From David Talbot’s thrilling account of the Kennedy brothers political careers in his book, Brothers. David Talbot is a journalist and founder of Salon.com
Talbot’s book begins by providing a portrait of the Kennedy brothers: Bobby, the ever-watchful family guard-dog, ready to fight for America’s soul from the Senate or the White House, and Jack, the charming candidate and, later on, aberrant President, for whom Bobby would do anything to protect. The two brothers were born into a wealthy Irish-American family. Their father, the infamous Joe Sr., was a morally precarious businessman and their mother, Rose, a devout Catholic homemaker.
As a member of the McClellan Committee in 1956-57, Robert Kennedy made a number of powerful enemies. He dragged notorious mobsters, crooked businessman and other seedy characters from the American underbelly into the bright lights of the US Senate and questioned them relentlessly. He was dogged and fearless in his quest to bring these men to justice. The sparring between Kennedy and prominent thugs, like Jimmy Hoffa, brought the young Senator national recognition. It was the perfect political debut for Kennedy, who, unlike his older brothers had missed the chance to prove himself by fighting in WWII. The eldest Kennedy brother, Joe Jr. died in combat while the other, John, had earned the title of war hero after his ship wrecked in the Pacific.
The rackets investigation was Bobby’s time to shine. But not all of the Kennedy’s were pleased by his ambitious display. Joe Kennedy Sr. feared for his son’s safety. Some of the same men Bobby was ruthlessly haranguing in the Senate had helped make Joe Sr. a rich man through bootlegging and liquor distribution. Still, Bobby’s crime busting agenda continued into his time as Attorney General, where “the number of indicted gangsters shot up from 121 in 1961 to 615 in 1963.”
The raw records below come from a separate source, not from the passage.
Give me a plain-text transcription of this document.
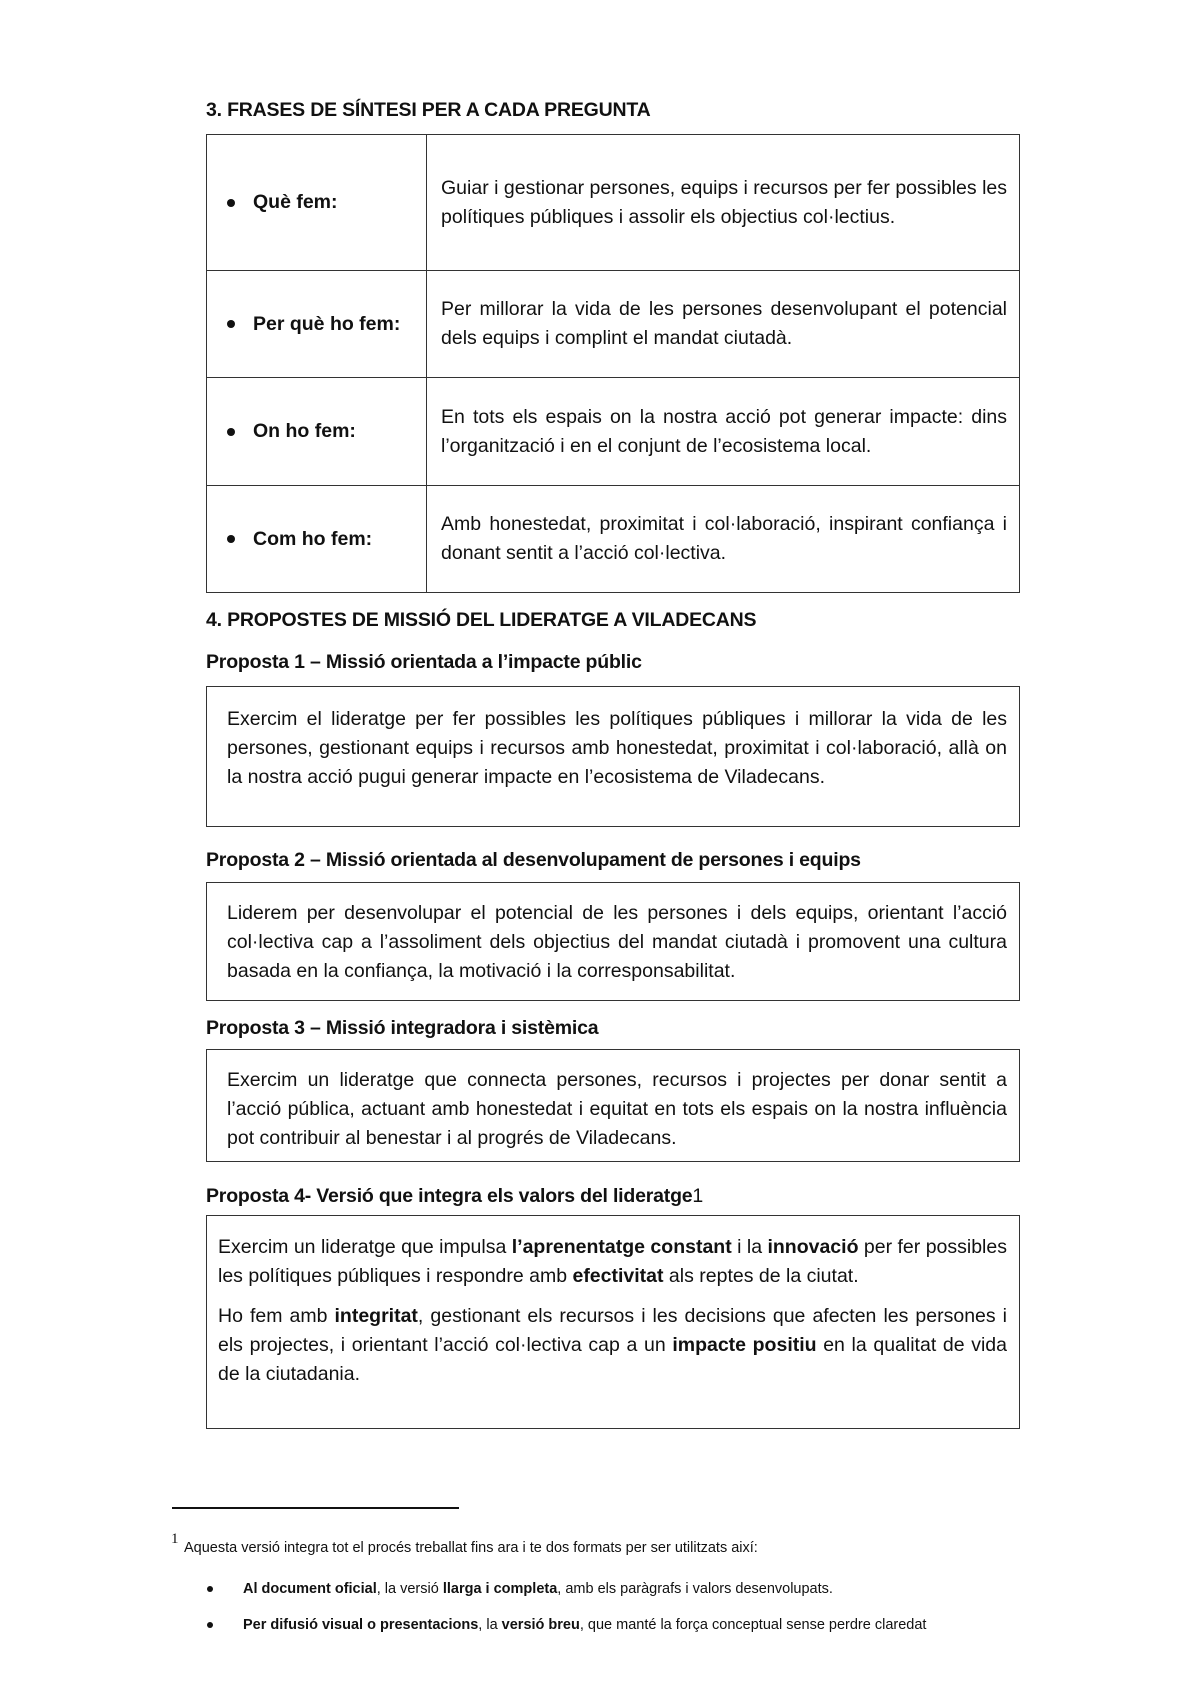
3. FRASES DE SÍNTESI PER A CADA PREGUNTA
Què fem:	Guiar i gestionar persones, equips i recursos per fer possibles les polítiques públiques i assolir els objectius col·lectius.

Per què ho fem:	Per millorar la vida de les persones desenvolupant el potencial dels equips i complint el mandat ciutadà.

On ho fem:	En tots els espais on la nostra acció pot generar impacte: dins l’organització i en el conjunt de l’ecosistema local.

Com ho fem:	Amb honestedat, proximitat i col·laboració, inspirant confiança i donant sentit a l’acció col·lectiva.
4. PROPOSTES DE MISSIÓ DEL LIDERATGE A VILADECANS
Proposta 1 – Missió orientada a l’impacte públic

Exercim el lideratge per fer possibles les polítiques públiques i millorar la vida de les persones, gestionant equips i recursos amb honestedat, proximitat i col·laboració, allà on la nostra acció pugui generar impacte en l’ecosistema de Viladecans.

Proposta 2 – Missió orientada al desenvolupament de persones i equips

Liderem per desenvolupar el potencial de les persones i dels equips, orientant l’acció col·lectiva cap a l’assoliment dels objectius del mandat ciutadà i promovent una cultura basada en la confiança, la motivació i la corresponsabilitat.

Proposta 3 – Missió integradora i sistèmica

Exercim un lideratge que connecta persones, recursos i projectes per donar sentit a l’acció pública, actuant amb honestedat i equitat en tots els espais on la nostra influència pot contribuir al benestar i al progrés de Viladecans.

Proposta 4- Versió que integra els valors del lideratge1

Exercim un lideratge que impulsa l’aprenentatge constant i la innovació per fer possibles les polítiques públiques i respondre amb efectivitat als reptes de la ciutat.

Ho fem amb integritat, gestionant els recursos i les decisions que afecten les persones i els projectes, i orientant l’acció col·lectiva cap a un impacte positiu en la qualitat de vida de la ciutadania.

1
Aquesta versió integra tot el procés treballat fins ara i te dos formats per ser utilitzats així:
Al document oficial, la versió llarga i completa, amb els paràgrafs i valors desenvolupats.
Per difusió visual o presentacions, la versió breu, que manté la força conceptual sense perdre claredat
Hatred for the Kennedy brothers sprang from the world of organized crime with what Talbot describes as a “lethal fury.” Mafia bosses like Carlos Marcello and Santo Trafficante, who both had close financial ties to Jimmy Hoffa—the Union leader who had turned the Teamsters’ pension fund into a piggy bank for the mob, and was therefore a constant target in Bobby’s war on crime) made no secret of his wish to kill both Robert and John Kennedy.
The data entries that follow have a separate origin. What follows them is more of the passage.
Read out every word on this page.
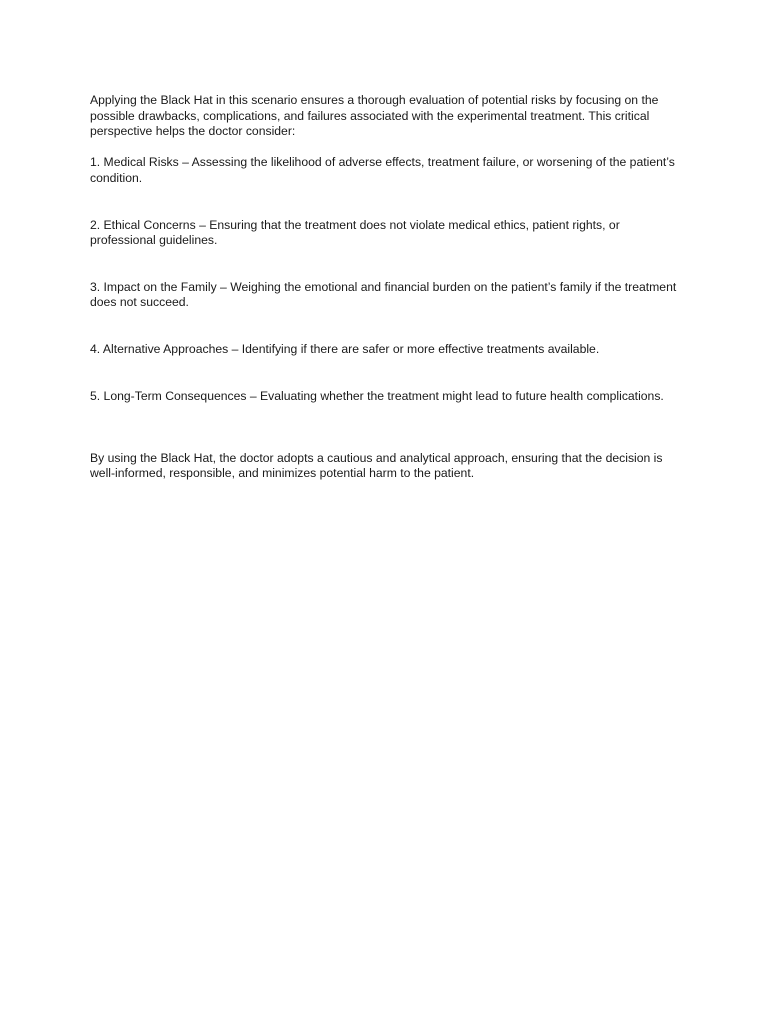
Applying the Black Hat in this scenario ensures a thorough evaluation of potential risks by focusing on the possible drawbacks, complications, and failures associated with the experimental treatment. This critical perspective helps the doctor consider:

1. Medical Risks – Assessing the likelihood of adverse effects, treatment failure, or worsening of the patient’s condition.

2. Ethical Concerns – Ensuring that the treatment does not violate medical ethics, patient rights, or professional guidelines.

3. Impact on the Family – Weighing the emotional and financial burden on the patient’s family if the treatment does not succeed.

4. Alternative Approaches – Identifying if there are safer or more effective treatments available.

5. Long-Term Consequences – Evaluating whether the treatment might lead to future health complications.

By using the Black Hat, the doctor adopts a cautious and analytical approach, ensuring that the decision is well-informed, responsible, and minimizes potential harm to the patient.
If the mafia was involved in the assassination of JFK, as Talbot subtly presents as a possibility early on in the book, it would give us much insight into Bobby’s reaction to his brother death—one of immense guilt and sorrow. He had been the one to wake the sleeping beast of underground crime. Until he had done so, mobsters had been left largely to their own devises, with the FBI turning a blind eye under the Hoover’s leadership.
But the mafia is not the only elusive organization implicated in Brothers. As the narrative progresses, we learn of the peculiar relationship between the CIA and the Cuban Exiles.
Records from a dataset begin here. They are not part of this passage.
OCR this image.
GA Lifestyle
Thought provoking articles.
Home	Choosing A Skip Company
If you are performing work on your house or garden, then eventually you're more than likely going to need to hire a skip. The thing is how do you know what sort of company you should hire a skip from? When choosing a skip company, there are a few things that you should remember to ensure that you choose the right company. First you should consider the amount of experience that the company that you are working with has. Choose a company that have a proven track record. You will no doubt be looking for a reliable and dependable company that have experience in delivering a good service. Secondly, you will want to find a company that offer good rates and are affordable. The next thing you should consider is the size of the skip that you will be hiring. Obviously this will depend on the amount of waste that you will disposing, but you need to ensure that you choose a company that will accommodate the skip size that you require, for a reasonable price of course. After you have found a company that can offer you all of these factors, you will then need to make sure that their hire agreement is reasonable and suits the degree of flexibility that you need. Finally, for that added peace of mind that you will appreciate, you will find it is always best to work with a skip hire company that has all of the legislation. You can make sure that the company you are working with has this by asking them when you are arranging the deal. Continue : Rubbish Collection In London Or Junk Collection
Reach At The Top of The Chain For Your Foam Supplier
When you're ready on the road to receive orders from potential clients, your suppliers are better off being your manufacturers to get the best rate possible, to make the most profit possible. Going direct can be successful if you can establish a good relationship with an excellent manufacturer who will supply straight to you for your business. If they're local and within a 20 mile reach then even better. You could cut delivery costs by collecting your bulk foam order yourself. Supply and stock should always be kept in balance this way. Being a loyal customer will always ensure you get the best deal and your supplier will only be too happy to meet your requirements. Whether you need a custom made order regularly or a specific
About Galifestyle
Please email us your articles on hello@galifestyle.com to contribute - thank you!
Anti-Castro Cuban exile groups like the Cuban Student Directorate (DRE)—of which Lee Harvey Oswald was a member for a time—received funding from the CIA for raids against Cuba. They also operated in cities inundated with organized crime, like Miami and New Orleans.
Another important point of contention is the now legendary distrust and resentment felt between the Kennedy White House and almost every other powerful government organization: FBI, CIA and the Pentagon are examples. After the Bay of Pigs fiasco JFK parted ways with the Pentagon and CIA ideologically, preferring a peaceful solution to the Cold War standoff and Cuba. While as Attorney General, Bobby found it impossible to work with Hoover, who kept in his secret files as much smut as he could find on the Kennedy family.
Perhaps most alarmingly, Talbot unveils the special partnership between the CIA and prominent members of the Mafia; who, working together, planned and carried out covert anti-Castro missions.
These three organizations come to be a trifecta of powerful anti-Kennedy sentiment within the narrative of the book. Together, they could have done anything—perhaps even assassinate the President of the United States and cover it up so that one seemingly loony man was implicated. But in the last few chapters, when Talbot addresses the various investigations into the assassination, we are let down. Not just with the lazy, hastily thrown-together Warren Report, but also with the investigations thereafter.
Key witnesses and suspects with mafia ties die of mysterious causes just days, or hours, before they are to be taken in for questioning. Investigators are shamed and discredited by popular media outlets with strict loyalties to government organizations like the CIA. Intelligence members, like David Atlee Philips, perjure themselves and storm out of Assassinations Committees when they are confronted—appearing to consider themselves above the law, above justice. And hoards of documents are kept hidden in files deep within the CIA, away from those who would bring them to the public’s attention. The truth, it would appear, is out of reach. For now.
After his brother’s death, Bobby Kennedy consoled himself through literature and poetry. One book in particular he read and re-read. It was The Greek Way by Edith Hamilton, given to him by Jackie, which tells of the brief glory of Athens—it’s time as a thriving, rich democracy, before it succumbed to corruptions of government. Talbot refers to this book a number of times in reference to Bobby and his character. This line was of particular importance to RFK:
He who learns must suffer. And even in our sleep pain that cannot forget falls, drop by drop, upon the heart, and in our own despair, against our will, comes wisdom to us by the awful grace of God.